Richard Eisenberg rae at
Mon Jan 6 11:29:46 UTC 2020

You're absolutely right that improvement doesn't solve your problem. But what I didn't say is that there is no real reason (I think) that we can't improve improvement to produce givens. This would likely require a change to the coercion language in Core (and thus not to be taken lightly), but if we can identify a class of programs that clearly benefits from that work, it is more likely to happen. The thoughts about improvement were just a very basic proof-of-concept. Sadly, the proof-of-concept failed, so I think a first step in this direction would be to somehow encode these partial improvements, and then work on changing Core. That road seems too long, though, so in the end, I think constrained type families (with superclass constraints) might be a more fruitful direction.


> On Jan 5, 2020, at 6:02 PM, Alexis King <lexi.lambda at> wrote:
>> On Jan 4, 2020, at 20:38, Richard Eisenberg <rae at> wrote:
>> I thought that, maybe, we could use partial improvement to give you what you want
> I think that improvement alone cannot possibly be enough here, as improvement by its nature does not provide evidence. Improvement allows us to take a set of constraints like
>    [G] FD2 a Bool
>    [W] FD2 a b
> and derive [WD] b ~ Bool, but importantly this does not produce a new given! This only works if b is a metavariable, since we can solve the new wanted by simply taking b := Bool, but if b is rigid, we are just as stuck as before.

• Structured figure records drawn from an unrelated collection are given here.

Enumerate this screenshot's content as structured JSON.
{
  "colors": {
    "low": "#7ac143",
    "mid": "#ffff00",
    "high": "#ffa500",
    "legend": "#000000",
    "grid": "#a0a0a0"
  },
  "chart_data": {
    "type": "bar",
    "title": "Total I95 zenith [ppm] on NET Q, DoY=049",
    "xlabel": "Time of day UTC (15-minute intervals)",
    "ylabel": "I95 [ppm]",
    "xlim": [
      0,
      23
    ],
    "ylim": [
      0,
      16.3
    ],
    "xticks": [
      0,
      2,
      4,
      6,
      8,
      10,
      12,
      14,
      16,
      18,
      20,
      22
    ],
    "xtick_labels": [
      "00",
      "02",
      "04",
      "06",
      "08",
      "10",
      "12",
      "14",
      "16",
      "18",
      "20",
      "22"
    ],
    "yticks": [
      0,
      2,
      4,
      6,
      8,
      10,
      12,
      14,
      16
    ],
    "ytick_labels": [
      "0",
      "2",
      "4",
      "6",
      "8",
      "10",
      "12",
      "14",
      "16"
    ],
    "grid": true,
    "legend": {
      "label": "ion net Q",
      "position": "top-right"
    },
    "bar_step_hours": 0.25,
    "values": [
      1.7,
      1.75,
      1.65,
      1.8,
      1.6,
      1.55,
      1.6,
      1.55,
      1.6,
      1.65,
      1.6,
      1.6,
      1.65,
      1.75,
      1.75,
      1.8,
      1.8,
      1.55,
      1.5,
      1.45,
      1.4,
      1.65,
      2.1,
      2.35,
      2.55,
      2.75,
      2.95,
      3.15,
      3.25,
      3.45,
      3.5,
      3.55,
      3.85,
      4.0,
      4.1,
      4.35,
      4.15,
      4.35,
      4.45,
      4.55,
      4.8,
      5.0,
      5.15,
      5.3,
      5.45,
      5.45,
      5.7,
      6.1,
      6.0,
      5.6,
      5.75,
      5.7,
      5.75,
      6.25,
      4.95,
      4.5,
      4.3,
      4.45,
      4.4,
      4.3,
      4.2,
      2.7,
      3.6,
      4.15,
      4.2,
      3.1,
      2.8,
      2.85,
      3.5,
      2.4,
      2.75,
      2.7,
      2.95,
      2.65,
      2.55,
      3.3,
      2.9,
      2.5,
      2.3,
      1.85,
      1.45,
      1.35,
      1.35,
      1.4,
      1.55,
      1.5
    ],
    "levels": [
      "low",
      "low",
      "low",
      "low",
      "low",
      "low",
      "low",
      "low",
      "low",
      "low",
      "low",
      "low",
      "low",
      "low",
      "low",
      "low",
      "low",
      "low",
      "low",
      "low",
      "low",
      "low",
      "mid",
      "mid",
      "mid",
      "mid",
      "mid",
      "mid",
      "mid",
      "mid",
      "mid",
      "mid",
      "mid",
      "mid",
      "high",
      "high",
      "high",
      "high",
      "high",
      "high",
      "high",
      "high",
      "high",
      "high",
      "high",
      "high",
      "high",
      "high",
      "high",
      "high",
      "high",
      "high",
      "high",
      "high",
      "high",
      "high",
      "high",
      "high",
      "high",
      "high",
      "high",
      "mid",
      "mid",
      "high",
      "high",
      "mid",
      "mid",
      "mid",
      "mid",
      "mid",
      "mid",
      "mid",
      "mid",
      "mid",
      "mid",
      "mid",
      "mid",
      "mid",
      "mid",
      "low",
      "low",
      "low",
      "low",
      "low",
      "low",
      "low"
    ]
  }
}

In other words, improvement only helps resolve ambiguities, not derive any new information.
> That’s why I think the “superclass” characterization is more useful. If instead we express your FD2 class as
>    class b ~ B a => FD2 a b where
>      type B a
> then if we have [G] FD2 a Bool, we can actually derive [G] B a ~ Bool, which is much stronger than what we were able to derive using improvement.

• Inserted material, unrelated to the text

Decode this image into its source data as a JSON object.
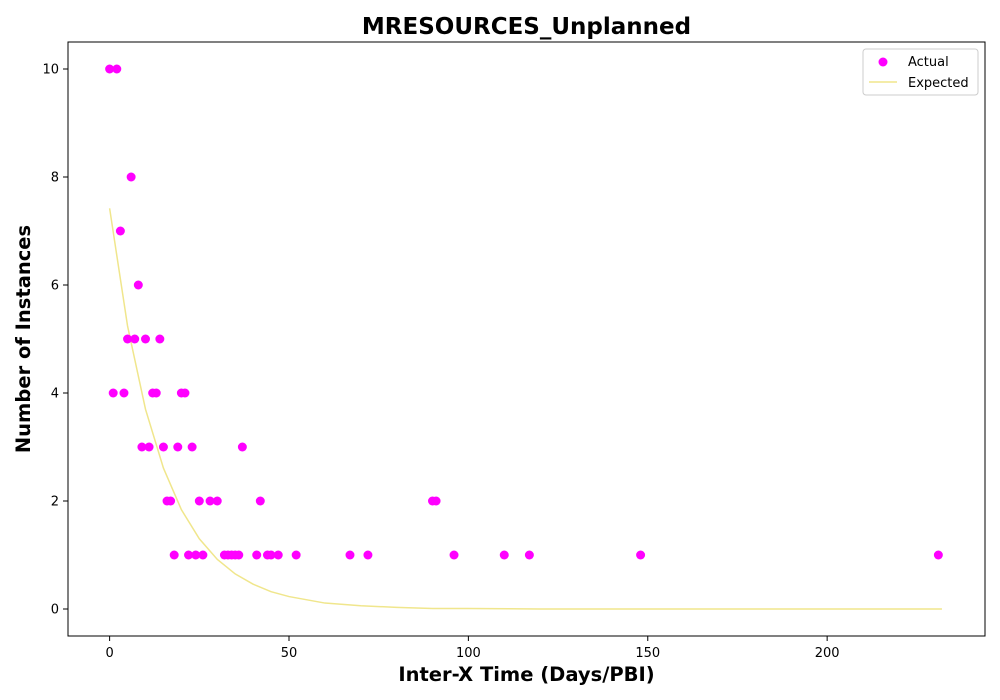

> I imagine you are aware of all of the above already, but it’s not immediately clear to me from your description why you need functional dependencies (and therefore improvement) rather than this kind of approximation using superclasses and type families. Would modeling things with that approximation help at all? If not, why not? I think that would help me understand what you’re saying a little better.